Alessandra notou no garoto todo o peso que ele estava sentindo no momento. Ela já sabia sobre o que havia acontecido, sobre os feridos e a morte de Júlia. Dony era jovem, ter o peso de uma morte em suas costas tão cedo, não era algo fácil de suportar. Os ideais da organização haviam feito mais uma vítima. Alessandra se sentia culpada por saber o que ia acontecer e não fazer nada para impedi-los.
Ela havia começado a treinar a equipe de Dony recentemente, quando finalmente se tornaram estagiários — este é apenas um apelido dado aos alunos que começam a fazer missões fora da organização, ganhando recompensas e prestígio. — A equipe do rapaz estava frenética e animada por terem ganho suas próprias Catabolists — armas utilizadas em combate pelos estagiários, — com tanta confiança, aceitaram sua primeira missão, capturar uma pessoa. É claro que foram dadas informações sobre o alvo deles, mas não o motivo de tal missão.
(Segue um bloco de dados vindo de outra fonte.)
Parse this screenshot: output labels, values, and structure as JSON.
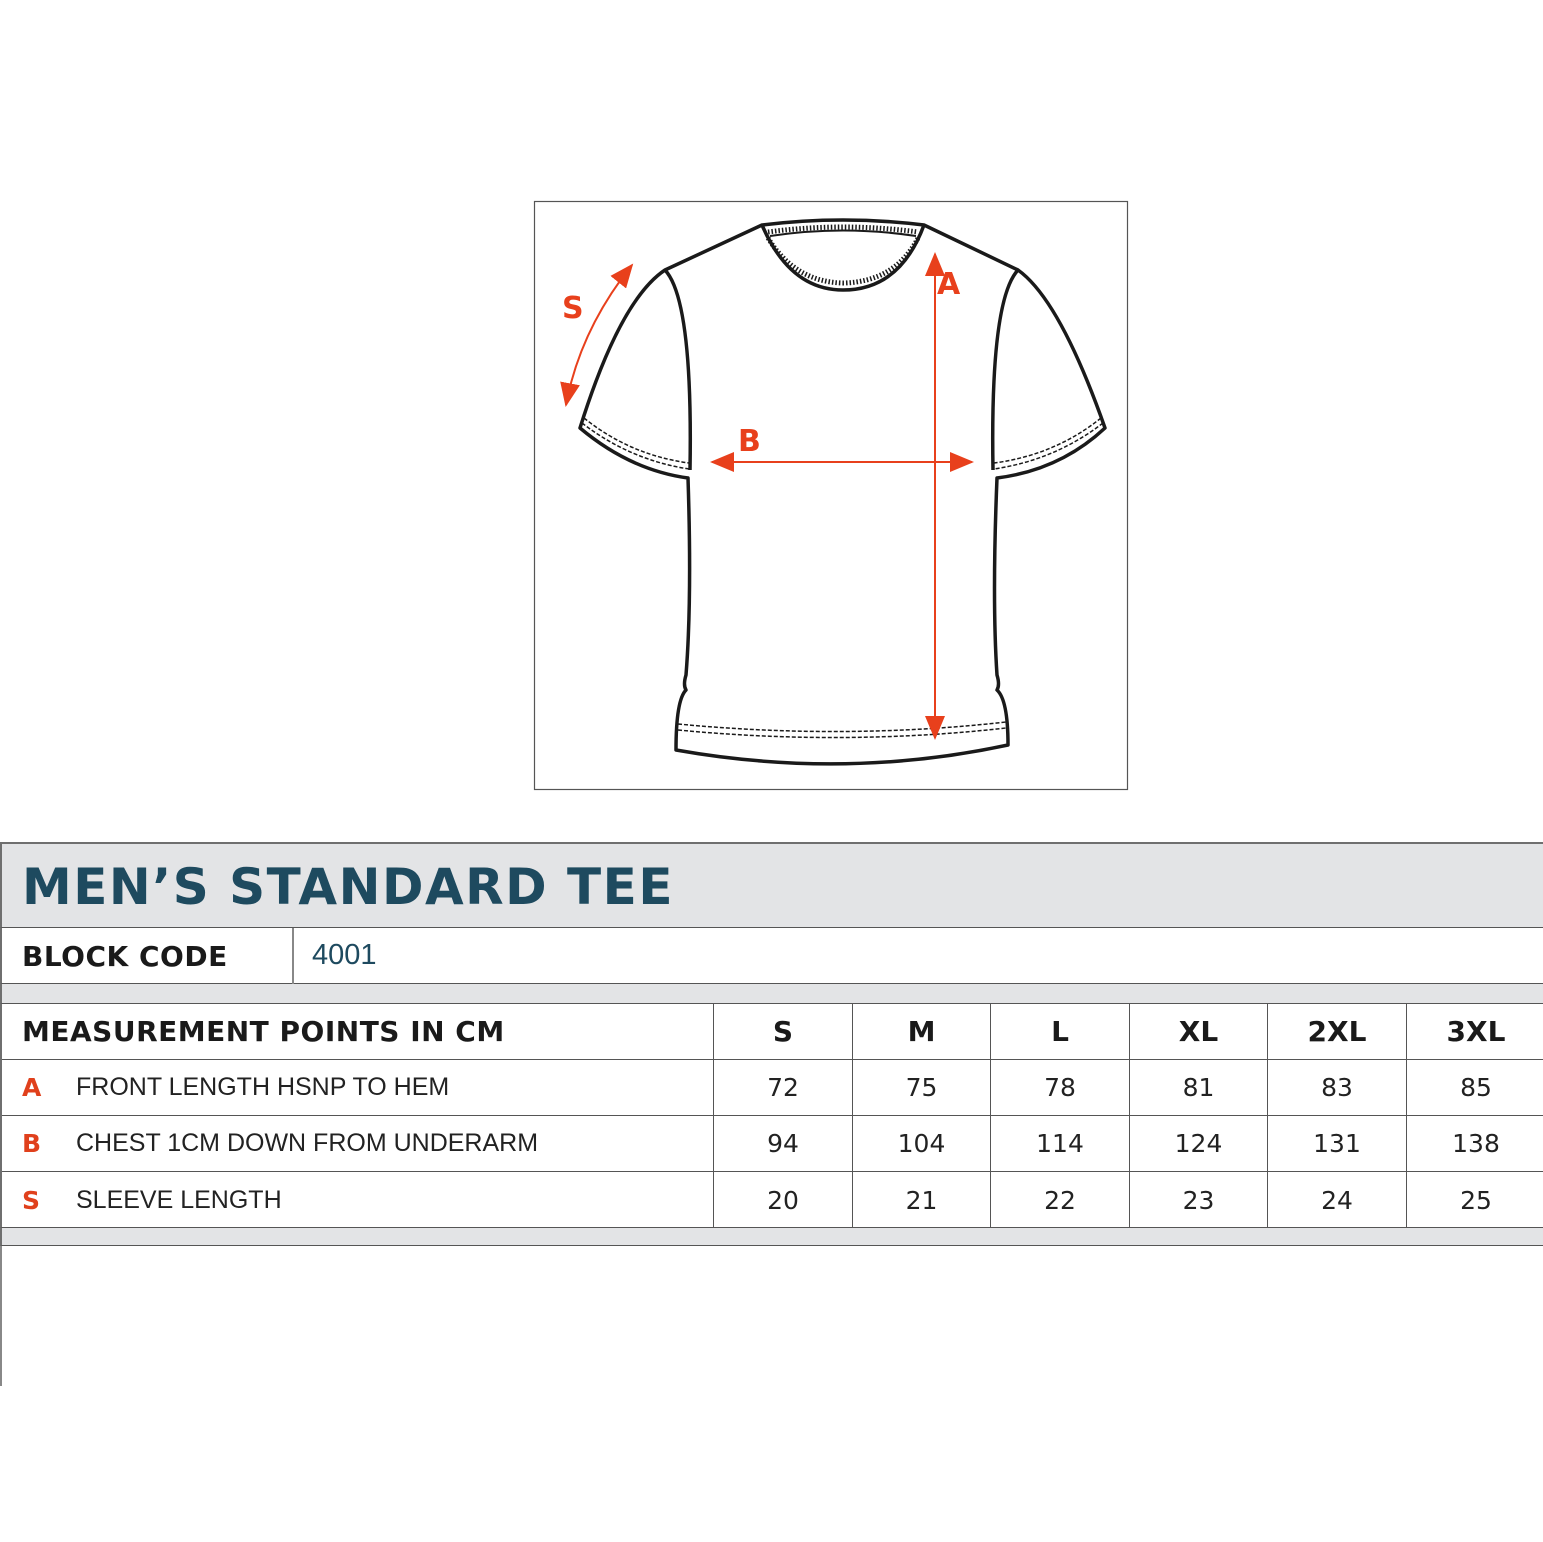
{
  "diagram": {
    "labels": {
      "a": "A",
      "b": "B",
      "s": "S"
    },
    "accent_color": "#e8401c",
    "outline_color": "#1a1a1a"
  },
  "sheet": {
    "title": "MEN’S STANDARD TEE",
    "block_code_label": "BLOCK CODE",
    "block_code_value": "4001",
    "table": {
      "header": "MEASUREMENT POINTS IN CM",
      "sizes": [
        "S",
        "M",
        "L",
        "XL",
        "2XL",
        "3XL"
      ],
      "rows": [
        {
          "code": "A",
          "label": "FRONT LENGTH HSNP TO HEM",
          "values": [
            "72",
            "75",
            "78",
            "81",
            "83",
            "85"
          ]
        },
        {
          "code": "B",
          "label": "CHEST 1CM DOWN FROM UNDERARM",
          "values": [
            "94",
            "104",
            "114",
            "124",
            "131",
            "138"
          ]
        },
        {
          "code": "S",
          "label": "SLEEVE LENGTH",
          "values": [
            "20",
            "21",
            "22",
            "23",
            "24",
            "25"
          ]
        }
      ]
    }
  },
  "colors": {
    "title": "#1e4a5f",
    "band": "#e3e4e6",
    "code_letter": "#e0401c"
  }
}
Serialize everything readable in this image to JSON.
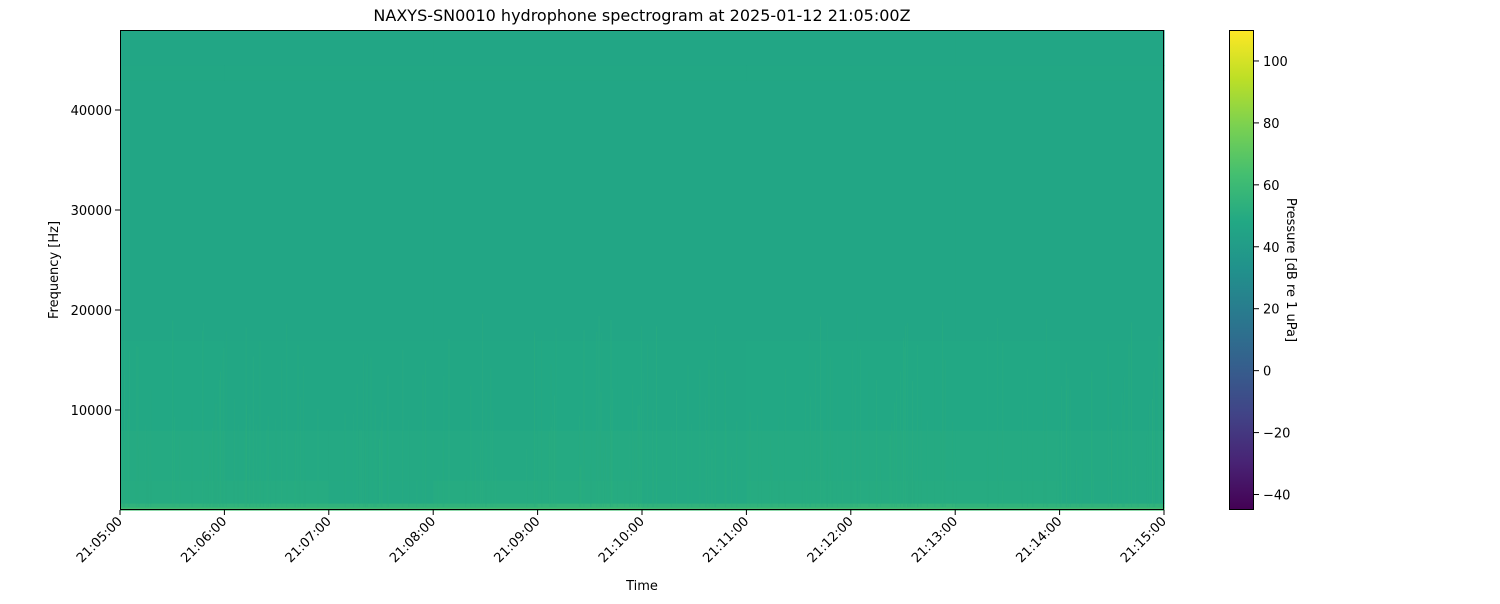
{
  "chart_data": {
    "type": "heatmap",
    "title": "NAXYS-SN0010 hydrophone spectrogram at 2025-01-12 21:05:00Z",
    "xlabel": "Time",
    "ylabel": "Frequency [Hz]",
    "x_ticks": [
      "21:05:00",
      "21:06:00",
      "21:07:00",
      "21:08:00",
      "21:09:00",
      "21:10:00",
      "21:11:00",
      "21:12:00",
      "21:13:00",
      "21:14:00",
      "21:15:00"
    ],
    "y_ticks": [
      10000,
      20000,
      30000,
      40000
    ],
    "ylim": [
      0,
      48000
    ],
    "colormap": "viridis",
    "colorbar": {
      "label": "Pressure [dB re 1 uPa]",
      "range": [
        -45,
        110
      ],
      "ticks": [
        -40,
        -20,
        0,
        20,
        40,
        60,
        80,
        100
      ]
    },
    "time_bins": [
      "21:05",
      "21:06",
      "21:07",
      "21:08",
      "21:09",
      "21:10",
      "21:11",
      "21:12",
      "21:13",
      "21:14"
    ],
    "freq_band_edges_hz": [
      0,
      300,
      700,
      3000,
      8000,
      17000,
      43000,
      44500,
      48000
    ],
    "values_db": [
      [
        62,
        62,
        61,
        62,
        62,
        61,
        62,
        62,
        61,
        62
      ],
      [
        55,
        55,
        55,
        55,
        56,
        55,
        55,
        56,
        55,
        55
      ],
      [
        50,
        50,
        49,
        50,
        50,
        49,
        50,
        50,
        50,
        49
      ],
      [
        49.5,
        49,
        49,
        49,
        49.5,
        49,
        49.5,
        49.5,
        49.5,
        49
      ],
      [
        48,
        47.5,
        47.5,
        47.5,
        48,
        47.5,
        48,
        48,
        48,
        47.5
      ],
      [
        46.5,
        46.5,
        46.5,
        46.5,
        46.5,
        46.5,
        46.5,
        46.5,
        46.5,
        46.5
      ],
      [
        47.5,
        47.5,
        47.5,
        47.5,
        47.5,
        47.5,
        47.5,
        47.5,
        47.5,
        47.5
      ],
      [
        46.5,
        46.5,
        46.5,
        46.5,
        46.5,
        46.5,
        46.5,
        46.5,
        46.5,
        46.5
      ]
    ]
  }
}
Ao verem as habilidades do alvo, nenhuma outra equipe quis aceitar a missão, Dony apenas achou que eles eram covardes que não honravam a organização.
Alessandra se arrepende por ter deixado aqueles jovens impetuosos sozinhos. Eram apenas crianças que tinham sonhos, com esperanças florescendo em seus corações. Assim como ela, queriam um mundo melhor, era para isso que estudavam na FMU. Eram com esses sonhos e esperanças que a organização foi criada, esses sentimentos um dia foram a verdadeira motivação de seu amigo; dono daquele lugar.
— Uma amiga morreu... e... – As palavras de Dony começaram a fraquejar. – Outros ficaram feridos, fui tão covarde que... não consegui nem os encarar, não consegui nem dizer uma palavra para Heni. Eu...
As palavras de Dony foram interrompidas por um repentino abraço dado por Alessandra. O garoto ficou espantado e sem reação, diante daquele abraço caloroso e carinhoso. Não sabia o que fazer, após alguns segundos nos braços de sua mestra, começou a se sentir triste. Todo o peso que estava sentindo, começou aos poucos a desaparecer, era como se estivesse nos braços de uma mãe. O garoto sentiu uma enorme vontade de chorar, até o momento estava se segurando, queria parecer forte e não preocupar sua equipe, mas não aguentou. Desabou em lágrimas.
Dony havia experimentado o mundo como ele era. Toda sua inocência e visão sobre como deveria ser um herói foram abaladas. O abraço de sua mestra foi uma luz em meio a escuridão em que ele se encontrava. Suas lágrimas o ajudaram a perceber o quão difícil é ter vidas dependendo de sua liderança. Não poderia depender apenas de sua coragem e confiança, precisava tratar a vida de seus companheiros com respeito e saber que perdas podem acontecer. Era um fardo que agora ele sabia que existia; faria o possível para lidar com ele. Mesmo que as esperanças de sua equipe estejam perdidas, fará de tudo para recuperá-las.